Может, последняя будет моей, не знаю.
Я решила подняться на лифте, и на втором этаже ко мне присоединилась невозмутимая Сидди.
— Наверх? — спросила она.
— В номер.
— Ты разве не хочешь увидеть Эркхам?
Я не ответила, но на своем этаже не вышла — поехала выше. Пусть так. Чем бы ни закончилась эта ночь, хуже просто некуда.
В холле перед комнатой Эркхам я увидела Уильяма и Калеба. В противоположной стороне на диване сидел Демон, он даже не взглянул на меня. Сидди села рядом с ним, и они принялись мило болтать — хотя я не слышала ни слова, уверена, эта была очень милая светская беседа. Я выбрала место в уголке, подальше от них.
Уильям и Калеб не разговаривали, просто смотрели на дверь, и это оказалось заразительно. Я тоже уставилась на дверь. И она нас не разочаровала.
В проеме появилась Джорджия, в красивом открытом белом платье с высоким, почти королевским воротником. А то, что она держала на руках, по-видимому, было Эркхам.
Не могу в полноте передать это странное чувство. Но скажу одно — оно не было ни светлым, ни позитивным — ни капельки.

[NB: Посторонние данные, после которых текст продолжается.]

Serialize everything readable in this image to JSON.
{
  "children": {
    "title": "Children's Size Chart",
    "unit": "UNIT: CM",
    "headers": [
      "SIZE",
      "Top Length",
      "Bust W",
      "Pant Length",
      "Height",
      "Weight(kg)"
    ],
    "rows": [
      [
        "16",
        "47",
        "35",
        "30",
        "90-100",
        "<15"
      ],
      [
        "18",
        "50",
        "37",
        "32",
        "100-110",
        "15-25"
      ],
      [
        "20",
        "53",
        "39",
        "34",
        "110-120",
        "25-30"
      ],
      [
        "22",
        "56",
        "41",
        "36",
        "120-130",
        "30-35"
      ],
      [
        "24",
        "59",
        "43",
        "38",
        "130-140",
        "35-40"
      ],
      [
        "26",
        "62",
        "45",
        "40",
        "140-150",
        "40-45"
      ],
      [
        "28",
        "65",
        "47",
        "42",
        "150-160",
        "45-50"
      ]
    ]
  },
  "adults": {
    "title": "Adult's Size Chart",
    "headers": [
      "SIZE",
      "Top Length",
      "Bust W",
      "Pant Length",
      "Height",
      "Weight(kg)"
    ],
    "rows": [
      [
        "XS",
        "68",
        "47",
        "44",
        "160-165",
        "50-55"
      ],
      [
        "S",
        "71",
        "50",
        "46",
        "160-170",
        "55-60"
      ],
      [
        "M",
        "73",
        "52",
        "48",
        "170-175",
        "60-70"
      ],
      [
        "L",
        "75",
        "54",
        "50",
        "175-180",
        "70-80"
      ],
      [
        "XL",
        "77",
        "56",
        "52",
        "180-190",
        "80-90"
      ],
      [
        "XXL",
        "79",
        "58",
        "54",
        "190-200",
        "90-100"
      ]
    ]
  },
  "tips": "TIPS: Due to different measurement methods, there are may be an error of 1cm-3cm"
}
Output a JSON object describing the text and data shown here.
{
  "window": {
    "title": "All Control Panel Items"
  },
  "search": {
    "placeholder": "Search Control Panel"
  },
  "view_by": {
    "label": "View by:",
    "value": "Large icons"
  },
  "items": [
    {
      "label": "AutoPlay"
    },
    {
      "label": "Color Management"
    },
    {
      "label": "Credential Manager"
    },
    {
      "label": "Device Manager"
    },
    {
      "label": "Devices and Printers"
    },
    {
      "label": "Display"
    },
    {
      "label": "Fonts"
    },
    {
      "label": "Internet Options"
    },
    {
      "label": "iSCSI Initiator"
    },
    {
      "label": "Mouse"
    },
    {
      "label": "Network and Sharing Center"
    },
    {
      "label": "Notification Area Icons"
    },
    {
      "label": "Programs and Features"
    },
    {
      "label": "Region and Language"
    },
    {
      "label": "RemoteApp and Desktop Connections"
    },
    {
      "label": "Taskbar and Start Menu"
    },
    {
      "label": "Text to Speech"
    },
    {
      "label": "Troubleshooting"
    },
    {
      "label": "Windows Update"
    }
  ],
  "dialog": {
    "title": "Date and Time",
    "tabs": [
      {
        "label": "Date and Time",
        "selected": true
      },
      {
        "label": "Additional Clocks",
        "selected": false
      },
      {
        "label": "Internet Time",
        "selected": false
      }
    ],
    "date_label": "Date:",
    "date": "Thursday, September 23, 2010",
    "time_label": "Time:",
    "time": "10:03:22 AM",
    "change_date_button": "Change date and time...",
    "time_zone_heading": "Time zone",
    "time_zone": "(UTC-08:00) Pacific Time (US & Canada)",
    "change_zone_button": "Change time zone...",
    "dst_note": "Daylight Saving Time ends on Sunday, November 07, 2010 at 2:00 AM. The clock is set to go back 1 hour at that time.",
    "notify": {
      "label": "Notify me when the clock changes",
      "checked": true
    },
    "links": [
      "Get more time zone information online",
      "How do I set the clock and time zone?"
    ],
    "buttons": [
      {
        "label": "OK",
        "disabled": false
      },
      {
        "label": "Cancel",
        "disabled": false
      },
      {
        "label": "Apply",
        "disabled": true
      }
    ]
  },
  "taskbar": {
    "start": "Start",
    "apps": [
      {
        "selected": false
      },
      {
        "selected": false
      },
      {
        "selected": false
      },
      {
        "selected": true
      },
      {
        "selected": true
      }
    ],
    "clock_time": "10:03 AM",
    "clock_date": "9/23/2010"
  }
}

Она сидела на руках у Джиа, вцепившись в нее всеми конечностями. На вид Эркхам было года три-четыре, и она, может, и сошла бы за ребенка, если бы не ее руки,
слишком длинные и болезненно тонкие. Одной она крепко обхватывала Джиа за шею, а пальцы другой, больше похожие на белесые паучьи лапы, запустила ей в волосы, то ли играя, то ли держась. Ног не было видно под свободным балахоном, тоже белым,
они смыкались у Джиа на талии где-то сзади; но это были сущие пустяки в сравнении с ее головой. Эту шейку я могла бы обхватить двумя пальцами, и еще осталось бы место. Волосы Эркхам были неприятного венозно-красного цвета,
половина заплетена в косу, остальное висело вокруг лица длинными шевелящимися прядями — да, шевелящимися безо всякого сквозняка, а густая челка закрывала глаза, оставляя на обозрение очень острый подбородок и губы, две кривые бледные полоски синюшного оттенка на такого же оттенка коже.

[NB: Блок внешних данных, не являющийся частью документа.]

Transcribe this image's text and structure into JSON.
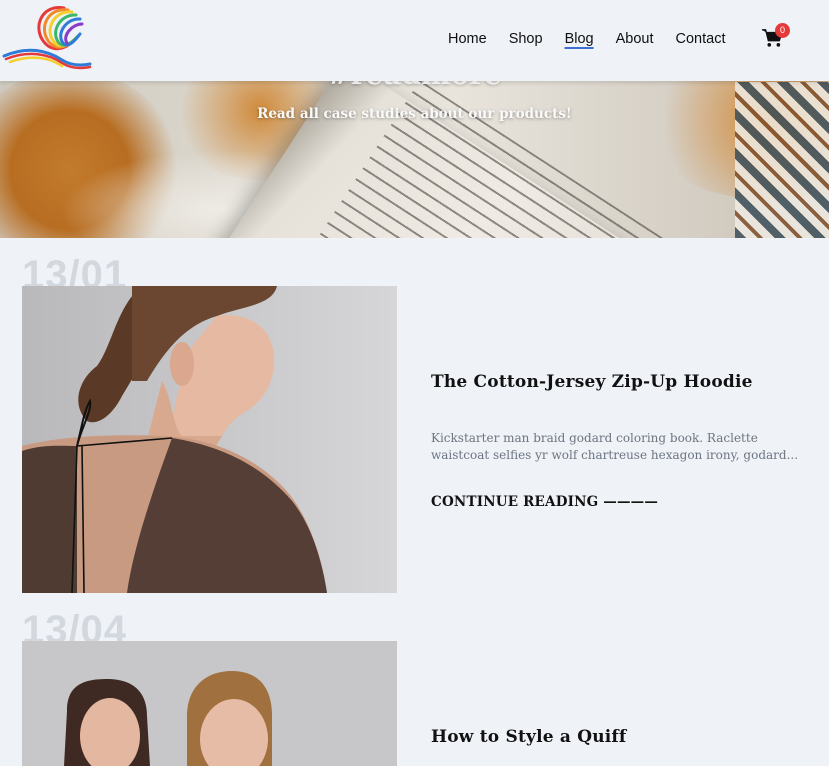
{
  "nav": {
    "items": [
      {
        "label": "Home",
        "active": false
      },
      {
        "label": "Shop",
        "active": false
      },
      {
        "label": "Blog",
        "active": true
      },
      {
        "label": "About",
        "active": false
      },
      {
        "label": "Contact",
        "active": false
      }
    ],
    "cart_icon": "shopping-cart-icon",
    "cart_count": "0"
  },
  "hero": {
    "title": "#readmore",
    "subtitle": "Read all case studies about our products!"
  },
  "posts": [
    {
      "date": "13/01",
      "title": "The Cotton-Jersey Zip-Up Hoodie",
      "excerpt": "Kickstarter man braid godard coloring book. Raclette waistcoat selfies yr wolf chartreuse hexagon irony, godard...",
      "more": "CONTINUE READING ————"
    },
    {
      "date": "13/04",
      "title": "How to Style a Quiff"
    }
  ],
  "colors": {
    "background": "#eff2f7",
    "accent_underline": "#3c6fd1",
    "badge": "#e53a3a"
  }
}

Меня передернуло, хоть я и старалась держать себя в руках. Сидди почувствовала это и бросила на меня напряженный взгляд, сама я очень хотела понаблюдать за чужой реакцией, но не могла отвести глаз. Господи, Дагни Бенедикт, дыши глубже -
не знаю, я это себе сказала, или кто другой. Хотя бы не упади в обморок.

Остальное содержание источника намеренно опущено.